Hollywood has come to Washington D.C., as Night at the Museum: Battle of the Smithsonian, the sequel to the 2006 family hit movie debuts in the museum’s backyard. Since most of the action takes place in and around the famed exhibits surrounding the National Mall, the cast and crew decided to come promote the film by holding a press conference in the Smithsonian Castle.
Sitting before me was a star-studded lineup including: Ben Stiller, Amy Adams, Owen Wilson, Robin Williams, Rick Gervais, Hank Azaria, director Shawn Levy and writers Robert Ben Garant and Thomas Lennon.
Stiller started things off by talking a little bit about his character of Larry, and how it felt like the right time to revisit the series. He mentioned how Larry is no longer really happy in his life, and he finds himself needing that bit of adventure back, which is what launches the story.
I next asked Adams about her portrayal of Amelia Earhart. She commented that she was really trying to find a heart to a woman who was in a man’s world, at that her characters’ spunkiness and being a foil for Stiller’s Larry really drove that. Levy would later comment that he was surprised to learn that Earhart’s autobiography is titled “For the Fun of It”, and that was a large inspiration for the development of the character.

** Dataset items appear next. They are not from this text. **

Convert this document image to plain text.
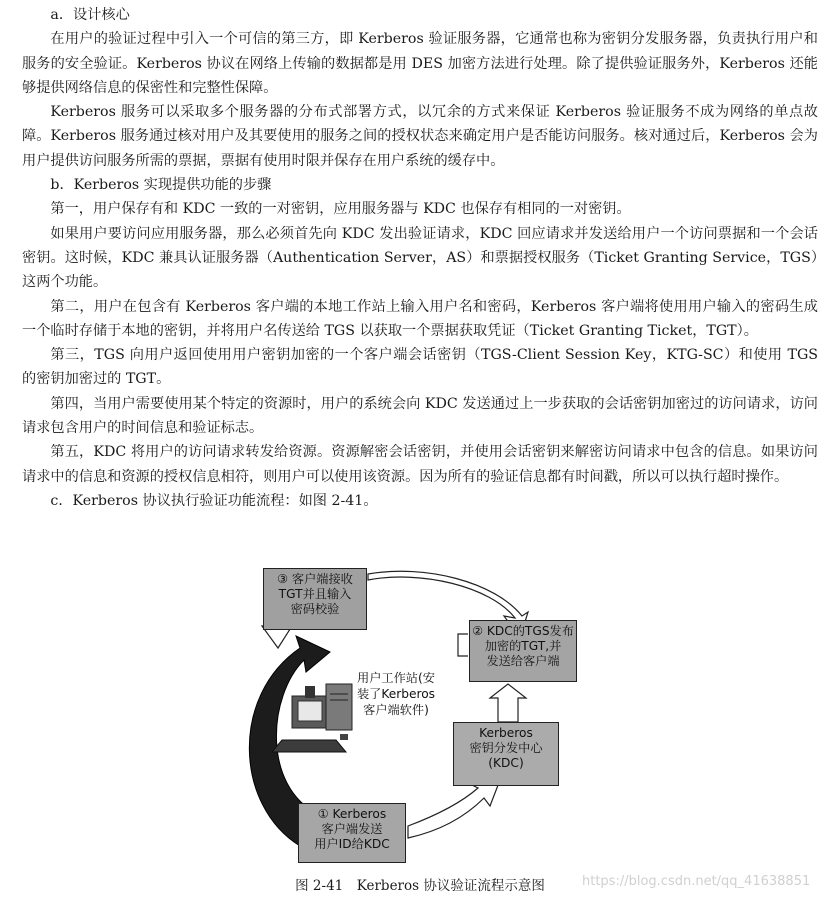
a．设计核心

在用户的验证过程中引入一个可信的第三方，即 Kerberos 验证服务器，它通常也称为密钥分发服务器，负责执行用户和服务的安全验证。Kerberos 协议在网络上传输的数据都是用 DES 加密方法进行处理。除了提供验证服务外，Kerberos 还能够提供网络信息的保密性和完整性保障。

Kerberos 服务可以采取多个服务器的分布式部署方式，以冗余的方式来保证 Kerberos 验证服务不成为网络的单点故障。Kerberos 服务通过核对用户及其要使用的服务之间的授权状态来确定用户是否能访问服务。核对通过后，Kerberos 会为用户提供访问服务所需的票据，票据有使用时限并保存在用户系统的缓存中。

b．Kerberos 实现提供功能的步骤

第一，用户保存有和 KDC 一致的一对密钥，应用服务器与 KDC 也保存有相同的一对密钥。

如果用户要访问应用服务器，那么必须首先向 KDC 发出验证请求，KDC 回应请求并发送给用户一个访问票据和一个会话密钥。这时候，KDC 兼具认证服务器（Authentication Server，AS）和票据授权服务（Ticket Granting Service，TGS）这两个功能。

第二，用户在包含有 Kerberos 客户端的本地工作站上输入用户名和密码，Kerberos 客户端将使用用户输入的密码生成一个临时存储于本地的密钥，并将用户名传送给 TGS 以获取一个票据获取凭证（Ticket Granting Ticket，TGT）。

第三，TGS 向用户返回使用用户密钥加密的一个客户端会话密钥（TGS-Client Session Key，KTG-SC）和使用 TGS 的密钥加密过的 TGT。

第四，当用户需要使用某个特定的资源时，用户的系统会向 KDC 发送通过上一步获取的会话密钥加密过的访问请求，访问请求包含用户的时间信息和验证标志。

第五，KDC 将用户的访问请求转发给资源。资源解密会话密钥，并使用会话密钥来解密访问请求中包含的信息。如果访问请求中的信息和资源的授权信息相符，则用户可以使用该资源。因为所有的验证信息都有时间戳，所以可以执行超时操作。

c．Kerberos 协议执行验证功能流程：如图 2-41。

③ 客户端接收
TGT并且输入
密码校验
② KDC的TGS发布
加密的TGT,并
发送给客户端
Kerberos
密钥分发中心
(KDC)
① Kerberos
客户端发送
用户ID给KDC
用户工作站(安
装了Kerberos
客户端软件)
图 2-41　Kerberos 协议验证流程示意图	https://blog.csdn.net/qq_41638851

Levy then talked about what an honor it was to film in the Smithsonian institutions, a first for a movie production. The director laughingly noted that he had of course had to promise to be really, really, really careful, but that the museums’ administration actually embraced the idea. They had seen how the first Night at the Museum feature really rejuvenated interest in visiting that movie’s locale, the Natural History Museum in New York City and wanted to continue that trend. The only caveat was that all filming needed to be done during normal museum operating hours. That meant in all instances, shooting scenes was much more like doing live theater as hundreds of surprised visitors would often watch the production.
While talking with Azaria, an interesting story came up regarding his voice work in the film. Azaria will be physically on screen playing the main villain, an evil pharaoh named Kahmunrah, but you’ll also hear him providing the dialogue for Abraham Lincoln and The Thinker statue. Lincoln, he told me, was definitely the harder one to do because he wanted to give the former president a nice grand, commanding voice, but also wanted it be funny at the same time. Levy added that he never intended to have Azaria provide the vocals for these two characters, and he had only done so as a temporary stand-in while they were filming. However, after production finished and Levy listened to other actors’ work, he just felt no one could top Azaria’s voices and left them in the film.
This is a cast you can really tell enjoyed working with each other, and it showed even during the conference, as there were constant bits, jabs and jokes flying around, mostly from Williams and Gervais’ mouths. Gervais wanted audiences to know that some of the best material in the movie had been completely improvised on set, most notably a hilarious standoff scene between Stiller and Azaria.
To close things off, the cast and crew did tease that this may not be the last time these characters find themselves in an adventure, and that there was already talk of perhaps the third film taking place overseas.
Night at the Museum: Battle for the Smithsonian opens in theaters everywhere Friday, May 22st.